In most cases the reason you care about tracking logged-out -> logged-in behavior is to measure onboarding behavior, understanding what the user does pre-signup so you can do a better job of driving signups. Signup is not a multi-client process in the common case so being able to track multi-client behavior pre-signup doesn't really matter at all.

  • duwipOP 13 years ago

    Agreed, these are edge cases. They did create a lot of questions for me though, and made the whole thing rather confusing as a user.

    As to how much of an issue these edge cases represent, I find it hard to get a real sense of it. I guess it really depends on the situation, what you want to measure and the user experience you offer to your visitors.

taf2 13 years ago

My gripe about google universal analytics or analytics.js vs ga.js is

broken backwards compatibility (cookie data is no longer stored in the same way) this was an interface many add/systems used and depend on from the days of Urchin.

Otherwise, new interface is pretty slick, features look good, the API to send data server side is so much nicer.

broken compatibility just kinda sucks though

jdangu 13 years ago

> For one, there can’t be 2 [clientID, userID] couples with the same userID: with the way mixpanel does things, this is essentially a technically impossible scenario (...) And yet one user can access your site through different clients, leading to a systematic overestimation of the number of visitors hitting your site.

Really?

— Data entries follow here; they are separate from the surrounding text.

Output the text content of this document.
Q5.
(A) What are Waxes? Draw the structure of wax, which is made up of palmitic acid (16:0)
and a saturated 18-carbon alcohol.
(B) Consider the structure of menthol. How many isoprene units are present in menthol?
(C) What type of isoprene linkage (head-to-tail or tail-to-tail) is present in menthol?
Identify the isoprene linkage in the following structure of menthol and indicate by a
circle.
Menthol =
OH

Anyone can confirm this behavior? I'm pretty sure KissMetrics doesn't have this limitation.

  • losvedir 13 years ago

    Indeed, and this is why we ended up choosing KM over MP. With KM you just "identify" a visitor whenever you want and if there's already another anonymous cookie, it'll tie together all events retroactively. We couldn't find an easy way to do this with MP when we looked at it.

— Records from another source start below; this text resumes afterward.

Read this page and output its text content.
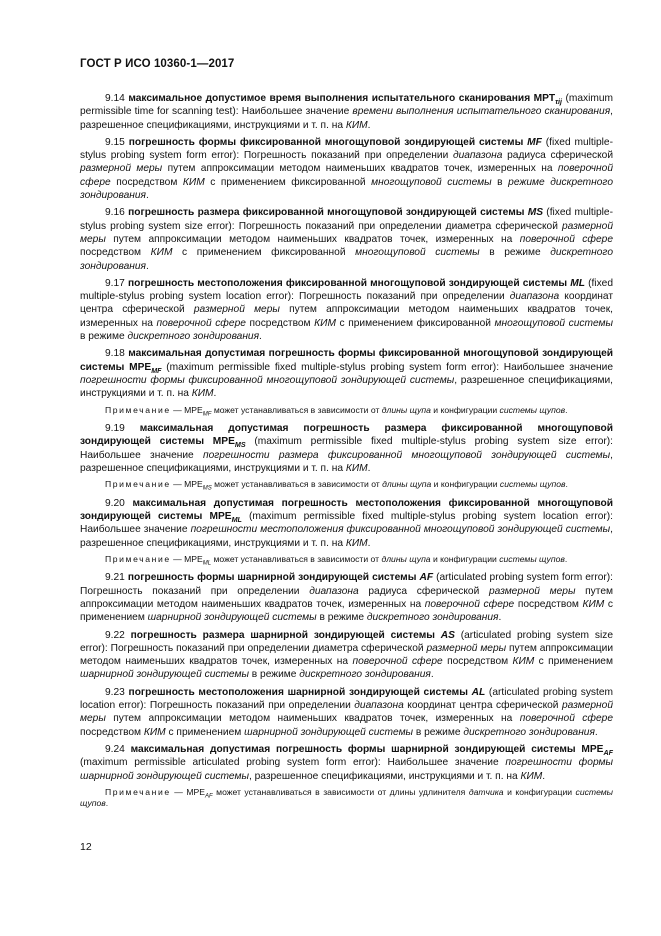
ГОСТ Р ИСО 10360-1—2017

9.14 максимальное допустимое время выполнения испытательного сканирования $MPT_{\tau ij}$ (maximum permissible time for scanning test): Наибольшее значение времени выполнения испытательного сканирования, разрешенное спецификациями, инструкциями и т. п. на КИМ.

9.15 погрешность формы фиксированной многощуповой зондирующей системы MF (fixed multiple-stylus probing system form error): Погрешность показаний при определении диапазона радиуса сферической размерной меры путем аппроксимации методом наименьших квадратов точек, измеренных на поверочной сфере посредством КИМ с применением фиксированной многощуповой системы в режиме дискретного зондирования.

9.16 погрешность размера фиксированной многощуповой зондирующей системы MS (fixed multiple-stylus probing system size error): Погрешность показаний при определении диаметра сферической размерной меры путем аппроксимации методом наименьших квадратов точек, измеренных на поверочной сфере посредством КИМ с применением фиксированной многощуповой системы в режиме дискретного зондирования.

9.17 погрешность местоположения фиксированной многощуповой зондирующей системы ML (fixed multiple-stylus probing system location error): Погрешность показаний при определении диапазона координат центра сферической размерной меры путем аппроксимации методом наименьших квадратов точек, измеренных на поверочной сфере посредством КИМ с применением фиксированной многощуповой системы в режиме дискретного зондирования.

9.18 максимальная допустимая погрешность формы фиксированной многощуповой зондирующей системы $MPE_{MF}$ (maximum permissible fixed multiple-stylus probing system form error): Наибольшее значение погрешности формы фиксированной многощуповой зондирующей системы, разрешенное спецификациями, инструкциями и т. п. на КИМ.

Примечание — $MPE_{MF}$ может устанавливаться в зависимости от длины щупа и конфигурации системы щупов.

9.19 максимальная допустимая погрешность размера фиксированной многощуповой зондирующей системы $MPE_{MS}$ (maximum permissible fixed multiple-stylus probing system size error): Наибольшее значение погрешности размера фиксированной многощуповой зондирующей системы, разрешенное спецификациями, инструкциями и т. п. на КИМ.

Примечание — $MPE_{MS}$ может устанавливаться в зависимости от длины щупа и конфигурации системы щупов.

9.20 максимальная допустимая погрешность местоположения фиксированной многощуповой зондирующей системы $MPE_{ML}$ (maximum permissible fixed multiple-stylus probing system location error): Наибольшее значение погрешности местоположения фиксированной многощуповой зондирующей системы, разрешенное спецификациями, инструкциями и т. п. на КИМ.

Примечание — $MPE_{ML}$ может устанавливаться в зависимости от длины щупа и конфигурации системы щупов.

9.21 погрешность формы шарнирной зондирующей системы AF (articulated probing system form error): Погрешность показаний при определении диапазона радиуса сферической размерной меры путем аппроксимации методом наименьших квадратов точек, измеренных на поверочной сфере посредством КИМ с применением шарнирной зондирующей системы в режиме дискретного зондирования.

9.22 погрешность размера шарнирной зондирующей системы AS (articulated probing system size error): Погрешность показаний при определении диаметра сферической размерной меры путем аппроксимации методом наименьших квадратов точек, измеренных на поверочной сфере посредством КИМ с применением шарнирной зондирующей системы в режиме дискретного зондирования.

9.23 погрешность местоположения шарнирной зондирующей системы AL (articulated probing system location error): Погрешность показаний при определении диапазона координат центра сферической размерной меры путем аппроксимации методом наименьших квадратов точек, измеренных на поверочной сфере посредством КИМ с применением шарнирной зондирующей системы в режиме дискретного зондирования.

9.24 максимальная допустимая погрешность формы шарнирной зондирующей системы $MPE_{AF}$ (maximum permissible articulated probing system form error): Наибольшее значение погрешности формы шарнирной зондирующей системы, разрешенное спецификациями, инструкциями и т. п. на КИМ.

Примечание — $MPE_{AF}$ может устанавливаться в зависимости от длины удлинителя датчика и конфигурации системы щупов.

12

    • duwipOP 13 years ago

      Yep, it would seem that KISSMetrics has a better implementation where aliasing can be called several times (as stated here: http://support.kissmetrics.com/apis/common-methods.html).

      The fact that it links accounts retro-actively though can be dangerous, in the scenario of publicly-accessed devices. I'll have to admit though, this is not the common case.

      I guess my personal gripe with what MP and KM are doing boils down to: if you can't infer stuff about who is visiting my website, be honest about it and don't.

KaoruAoiShiho 13 years ago

Last I checked User based analytics is directly against the Google TOS. You are not supposed to store any identifying information about specific users, probably because Google has been under privacy scrutiny. So not only is google not for user based tracking they prohibit it, making them a real non-starter in any case.

  • duwipOP 13 years ago

    Check out the Google I/O video I mention in the article if you need convincing. As far as not collecting user data fo privacy reasons, I think brandon0's comment says it all.